IBM Spectrum Virtualize 8.3.1, including SAN Volume Controller and Storwize Family, has a vulnerability in LDAP authentication that allows a remote user authenticated via LDAP to escalate their privileges and perform actions they should not have access to. The vulnerability is due to improper handling of LDAP authentication cache [1].

Exploitation

An attacker must have a valid LDAP account and network access to the vulnerable system. The attack complexity is high (AC:H) as per CVSS 3.0. No user interaction is required. The attacker can exploit the flaw by leveraging the LDAP authentication cache mechanism to gain elevated privileges [1].

Impact

Successful exploitation can lead to unauthorized access with high confidentiality and integrity impact, potentially allowing the attacker to read or modify data they should not have access to.

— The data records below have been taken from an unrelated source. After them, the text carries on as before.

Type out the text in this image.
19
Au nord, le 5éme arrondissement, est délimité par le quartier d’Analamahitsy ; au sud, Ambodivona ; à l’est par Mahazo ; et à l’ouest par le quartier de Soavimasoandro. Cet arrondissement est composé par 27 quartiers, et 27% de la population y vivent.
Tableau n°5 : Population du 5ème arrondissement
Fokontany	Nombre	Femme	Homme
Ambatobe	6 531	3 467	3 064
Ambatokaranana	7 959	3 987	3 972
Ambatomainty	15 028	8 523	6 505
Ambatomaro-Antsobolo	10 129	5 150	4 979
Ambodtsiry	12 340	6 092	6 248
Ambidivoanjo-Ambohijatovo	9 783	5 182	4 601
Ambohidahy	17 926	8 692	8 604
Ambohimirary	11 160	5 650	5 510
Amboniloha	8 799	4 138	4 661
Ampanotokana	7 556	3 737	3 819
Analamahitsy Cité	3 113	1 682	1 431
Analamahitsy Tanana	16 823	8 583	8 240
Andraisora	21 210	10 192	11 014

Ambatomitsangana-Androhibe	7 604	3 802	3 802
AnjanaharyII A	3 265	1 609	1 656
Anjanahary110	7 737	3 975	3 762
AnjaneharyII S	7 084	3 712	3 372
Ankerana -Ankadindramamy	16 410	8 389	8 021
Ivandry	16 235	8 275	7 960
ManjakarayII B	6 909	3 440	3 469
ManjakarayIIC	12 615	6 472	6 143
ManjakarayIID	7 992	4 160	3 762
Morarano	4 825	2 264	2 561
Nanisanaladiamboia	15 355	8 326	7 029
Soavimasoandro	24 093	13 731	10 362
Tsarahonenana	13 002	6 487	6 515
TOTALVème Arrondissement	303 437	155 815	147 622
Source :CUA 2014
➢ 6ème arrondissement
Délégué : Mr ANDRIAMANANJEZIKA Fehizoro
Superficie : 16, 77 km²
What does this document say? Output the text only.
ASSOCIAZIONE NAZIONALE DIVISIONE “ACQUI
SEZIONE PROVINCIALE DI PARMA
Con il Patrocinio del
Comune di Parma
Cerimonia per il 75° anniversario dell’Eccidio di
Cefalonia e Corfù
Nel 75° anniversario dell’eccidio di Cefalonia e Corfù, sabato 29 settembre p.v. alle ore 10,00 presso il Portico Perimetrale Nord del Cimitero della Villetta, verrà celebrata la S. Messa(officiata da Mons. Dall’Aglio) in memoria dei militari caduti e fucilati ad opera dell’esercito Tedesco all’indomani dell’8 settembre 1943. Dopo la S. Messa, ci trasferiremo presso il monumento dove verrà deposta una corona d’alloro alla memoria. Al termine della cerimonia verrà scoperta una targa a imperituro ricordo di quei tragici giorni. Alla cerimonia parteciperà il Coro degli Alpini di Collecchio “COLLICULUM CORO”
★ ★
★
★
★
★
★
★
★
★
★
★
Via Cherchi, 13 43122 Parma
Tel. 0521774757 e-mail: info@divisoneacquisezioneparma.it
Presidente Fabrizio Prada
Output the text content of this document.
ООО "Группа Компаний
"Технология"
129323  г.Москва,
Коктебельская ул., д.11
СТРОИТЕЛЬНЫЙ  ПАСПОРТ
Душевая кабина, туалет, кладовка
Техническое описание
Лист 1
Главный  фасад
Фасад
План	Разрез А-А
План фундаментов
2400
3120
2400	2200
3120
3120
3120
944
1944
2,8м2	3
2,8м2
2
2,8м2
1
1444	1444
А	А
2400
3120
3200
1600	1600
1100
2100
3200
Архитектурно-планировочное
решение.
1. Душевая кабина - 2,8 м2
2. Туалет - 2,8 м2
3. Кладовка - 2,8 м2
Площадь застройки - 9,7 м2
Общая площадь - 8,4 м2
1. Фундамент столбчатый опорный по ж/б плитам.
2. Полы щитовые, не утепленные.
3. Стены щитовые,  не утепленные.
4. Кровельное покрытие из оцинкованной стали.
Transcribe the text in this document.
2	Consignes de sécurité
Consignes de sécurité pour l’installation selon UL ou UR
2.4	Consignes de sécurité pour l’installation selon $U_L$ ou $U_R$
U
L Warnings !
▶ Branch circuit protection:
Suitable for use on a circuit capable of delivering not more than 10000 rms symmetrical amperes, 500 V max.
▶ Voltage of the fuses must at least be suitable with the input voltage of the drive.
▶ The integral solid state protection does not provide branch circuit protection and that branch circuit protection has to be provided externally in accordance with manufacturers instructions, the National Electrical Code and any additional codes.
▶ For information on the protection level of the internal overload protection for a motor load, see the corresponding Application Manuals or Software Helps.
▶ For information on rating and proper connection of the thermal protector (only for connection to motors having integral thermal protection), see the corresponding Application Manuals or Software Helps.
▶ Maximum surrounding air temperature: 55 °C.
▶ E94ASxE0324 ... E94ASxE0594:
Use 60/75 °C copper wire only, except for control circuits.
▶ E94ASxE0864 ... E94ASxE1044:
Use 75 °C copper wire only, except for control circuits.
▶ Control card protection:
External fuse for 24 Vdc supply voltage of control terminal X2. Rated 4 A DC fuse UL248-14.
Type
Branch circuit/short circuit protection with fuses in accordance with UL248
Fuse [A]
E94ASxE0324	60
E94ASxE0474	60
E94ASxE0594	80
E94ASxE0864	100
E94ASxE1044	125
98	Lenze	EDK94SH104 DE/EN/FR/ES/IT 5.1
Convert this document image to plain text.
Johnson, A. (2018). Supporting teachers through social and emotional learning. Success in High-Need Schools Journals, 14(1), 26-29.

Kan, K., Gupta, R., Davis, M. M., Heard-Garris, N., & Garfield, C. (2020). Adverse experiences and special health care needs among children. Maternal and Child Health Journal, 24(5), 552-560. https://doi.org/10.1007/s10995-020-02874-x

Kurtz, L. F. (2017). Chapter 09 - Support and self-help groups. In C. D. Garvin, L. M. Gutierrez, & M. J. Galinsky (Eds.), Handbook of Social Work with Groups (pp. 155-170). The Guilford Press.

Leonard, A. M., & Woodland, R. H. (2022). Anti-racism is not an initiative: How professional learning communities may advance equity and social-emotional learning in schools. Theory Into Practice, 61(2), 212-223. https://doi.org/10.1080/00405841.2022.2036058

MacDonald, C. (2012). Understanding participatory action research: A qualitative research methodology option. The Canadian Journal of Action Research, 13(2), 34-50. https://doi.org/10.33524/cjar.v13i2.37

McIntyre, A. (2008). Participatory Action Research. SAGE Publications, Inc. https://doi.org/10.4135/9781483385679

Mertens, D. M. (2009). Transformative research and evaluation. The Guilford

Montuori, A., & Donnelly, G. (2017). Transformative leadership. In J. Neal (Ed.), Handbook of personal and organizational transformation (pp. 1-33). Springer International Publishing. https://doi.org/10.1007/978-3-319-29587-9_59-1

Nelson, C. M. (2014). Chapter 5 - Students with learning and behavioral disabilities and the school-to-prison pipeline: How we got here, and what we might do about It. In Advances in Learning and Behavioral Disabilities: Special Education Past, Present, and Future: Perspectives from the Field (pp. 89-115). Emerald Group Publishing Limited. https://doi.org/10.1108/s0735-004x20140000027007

Availability is not affected (CVSS:3.0/AV:N/AC:H/PR:L/UI:N/S:U/C:H/I:H/A:N) [1].

Mitigation

As a workaround, the LDAP authentication cache can be disabled by running the CLI command chldap -authcacheminutes 0 with a SecurityAdmin role. This prevents exploitation but may increase LDAP server load. IBM recommends re-enabling the cache after upgrading to a fixed version. The permanent fix is to upgrade to a later code level that addresses the issue; users should consult the IBM support page for the latest updates [1].